Editing Film With an 8mm Film Splicer
An 8mm film splicer lets you manually join two pieces of footage to create one long, continuous piece of footage. In Europe, filmmakers refer to this device as a film joiner. Filmmakers use it when the raw footage has not been digitized for editing on a computer.Why would you splice 8mm film?
Use a film splicer to cut or transition from scene to scene when filmmaking. You shoot most movies scene by scene out of linear sequence and often record more than one take, or version, of each. This lets the crew film all scenes taking place on a single set or location at one time. After filming ceases, the film gets developed. An editor must view it in raw form, usually with the director, to choose which takes to use. The editor then uses the splicer to cut the film pieces apart and rejoin the chosen scenes in linear order.What kinds of 8mm film splicers are there?
There are a few options available when it comes to film splicers:
- Cement splicer: This type uses cement formed from a film base with a dissolved solvent. The cement removes the photographic emulsion from the frame to which you apply it. It joins the other piece of stock when spliced to it. You can use these with acetate, triacetate, and nitrate stocks.
- Adhesive tape: Edits are made by joining two pieces of stock with thin, transparent adhesive tape. You may use preperforated tape or a solid tape with a guillotine splicer that makes the perforations for you. Film theaters use this type of splicer.

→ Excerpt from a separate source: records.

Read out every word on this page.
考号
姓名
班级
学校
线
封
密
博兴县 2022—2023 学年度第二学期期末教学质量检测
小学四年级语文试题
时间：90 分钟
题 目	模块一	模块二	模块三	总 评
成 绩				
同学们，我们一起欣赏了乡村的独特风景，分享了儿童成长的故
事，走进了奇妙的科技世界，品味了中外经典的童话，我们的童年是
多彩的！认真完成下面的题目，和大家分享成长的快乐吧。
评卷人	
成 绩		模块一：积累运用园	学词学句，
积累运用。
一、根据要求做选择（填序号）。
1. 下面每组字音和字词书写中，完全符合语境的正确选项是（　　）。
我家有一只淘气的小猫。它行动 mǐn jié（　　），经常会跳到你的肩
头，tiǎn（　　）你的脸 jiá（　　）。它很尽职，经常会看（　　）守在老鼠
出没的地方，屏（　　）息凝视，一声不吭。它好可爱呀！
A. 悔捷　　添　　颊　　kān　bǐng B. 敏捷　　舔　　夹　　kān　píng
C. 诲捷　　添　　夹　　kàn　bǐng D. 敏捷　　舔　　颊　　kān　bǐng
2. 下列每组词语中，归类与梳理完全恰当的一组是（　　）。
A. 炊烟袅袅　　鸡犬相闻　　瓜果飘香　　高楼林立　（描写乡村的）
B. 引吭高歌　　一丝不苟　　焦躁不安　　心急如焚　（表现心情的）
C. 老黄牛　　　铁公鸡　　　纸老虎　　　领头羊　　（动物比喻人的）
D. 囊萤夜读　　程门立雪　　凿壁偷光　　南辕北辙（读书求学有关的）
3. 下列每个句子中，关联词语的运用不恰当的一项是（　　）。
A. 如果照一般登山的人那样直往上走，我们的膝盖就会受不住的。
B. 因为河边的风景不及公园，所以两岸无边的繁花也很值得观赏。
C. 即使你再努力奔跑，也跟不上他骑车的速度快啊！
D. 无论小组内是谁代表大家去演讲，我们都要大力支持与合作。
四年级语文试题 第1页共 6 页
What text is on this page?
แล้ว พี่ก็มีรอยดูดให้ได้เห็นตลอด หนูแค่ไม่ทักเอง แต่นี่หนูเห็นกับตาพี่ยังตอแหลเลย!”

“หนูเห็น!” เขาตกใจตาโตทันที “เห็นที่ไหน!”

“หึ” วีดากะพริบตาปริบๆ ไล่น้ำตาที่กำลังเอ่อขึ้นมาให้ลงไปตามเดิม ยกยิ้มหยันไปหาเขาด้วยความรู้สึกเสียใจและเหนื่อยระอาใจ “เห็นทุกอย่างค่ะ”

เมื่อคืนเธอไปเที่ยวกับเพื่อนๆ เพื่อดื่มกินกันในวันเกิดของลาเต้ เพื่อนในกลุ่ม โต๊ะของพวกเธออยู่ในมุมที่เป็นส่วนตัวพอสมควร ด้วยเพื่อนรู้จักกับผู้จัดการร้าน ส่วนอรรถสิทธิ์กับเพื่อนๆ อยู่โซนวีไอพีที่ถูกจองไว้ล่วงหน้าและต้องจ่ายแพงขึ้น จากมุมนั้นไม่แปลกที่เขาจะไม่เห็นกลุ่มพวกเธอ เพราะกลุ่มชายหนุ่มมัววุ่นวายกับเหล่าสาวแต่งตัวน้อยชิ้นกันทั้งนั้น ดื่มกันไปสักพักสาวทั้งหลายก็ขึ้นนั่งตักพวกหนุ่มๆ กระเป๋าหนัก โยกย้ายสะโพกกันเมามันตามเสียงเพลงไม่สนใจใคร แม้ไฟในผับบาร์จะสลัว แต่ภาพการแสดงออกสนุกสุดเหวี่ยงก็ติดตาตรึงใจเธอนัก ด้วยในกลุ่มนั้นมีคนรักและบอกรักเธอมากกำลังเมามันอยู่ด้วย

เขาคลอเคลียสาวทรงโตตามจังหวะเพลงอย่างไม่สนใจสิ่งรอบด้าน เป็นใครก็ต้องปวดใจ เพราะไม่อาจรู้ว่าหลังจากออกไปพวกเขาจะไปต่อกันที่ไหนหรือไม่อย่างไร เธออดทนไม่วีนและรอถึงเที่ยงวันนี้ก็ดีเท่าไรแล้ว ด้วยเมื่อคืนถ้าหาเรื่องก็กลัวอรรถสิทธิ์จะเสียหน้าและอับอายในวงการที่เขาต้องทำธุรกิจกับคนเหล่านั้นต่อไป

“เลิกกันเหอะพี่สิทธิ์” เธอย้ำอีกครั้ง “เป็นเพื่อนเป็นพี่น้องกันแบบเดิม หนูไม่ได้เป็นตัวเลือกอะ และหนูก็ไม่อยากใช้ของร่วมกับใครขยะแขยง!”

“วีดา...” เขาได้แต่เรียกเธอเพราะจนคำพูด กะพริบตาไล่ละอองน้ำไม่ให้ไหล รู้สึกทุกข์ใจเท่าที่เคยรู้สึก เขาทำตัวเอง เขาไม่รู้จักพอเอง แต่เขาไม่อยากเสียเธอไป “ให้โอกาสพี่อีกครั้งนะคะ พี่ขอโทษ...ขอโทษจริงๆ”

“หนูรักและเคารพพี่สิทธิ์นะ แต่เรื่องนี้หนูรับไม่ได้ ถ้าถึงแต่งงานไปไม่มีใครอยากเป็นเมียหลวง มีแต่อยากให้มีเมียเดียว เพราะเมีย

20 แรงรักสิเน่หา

- Ultrasonic signal unit: This melts film pieces together. Commonly used to join polyester stock and microfilm, it splices the cuts together with heat from ultrasonic waves that melds the two ends of celluloid together.
- Thermal paper units: This makes it possible to join large rolls before processing and developing them. This model uses a plastic-coated tab to join the pieces. Heating the tab melts it enough for it to bond to both pieces, joining them. Barcodes on the tabs differentiate the rolls from one another.
After you completely edit the movie together, you should clean it before viewing it using a projector. If you want to view it often, have the 8mm movie transferred to DVD. Repeated viewing of film stock creates wear and tear on the film and its joins and splices. The processor will return both your original print and the DVD copy to you. Store the original print on a reel in an appropriate container and enjoy watching your DVD copy.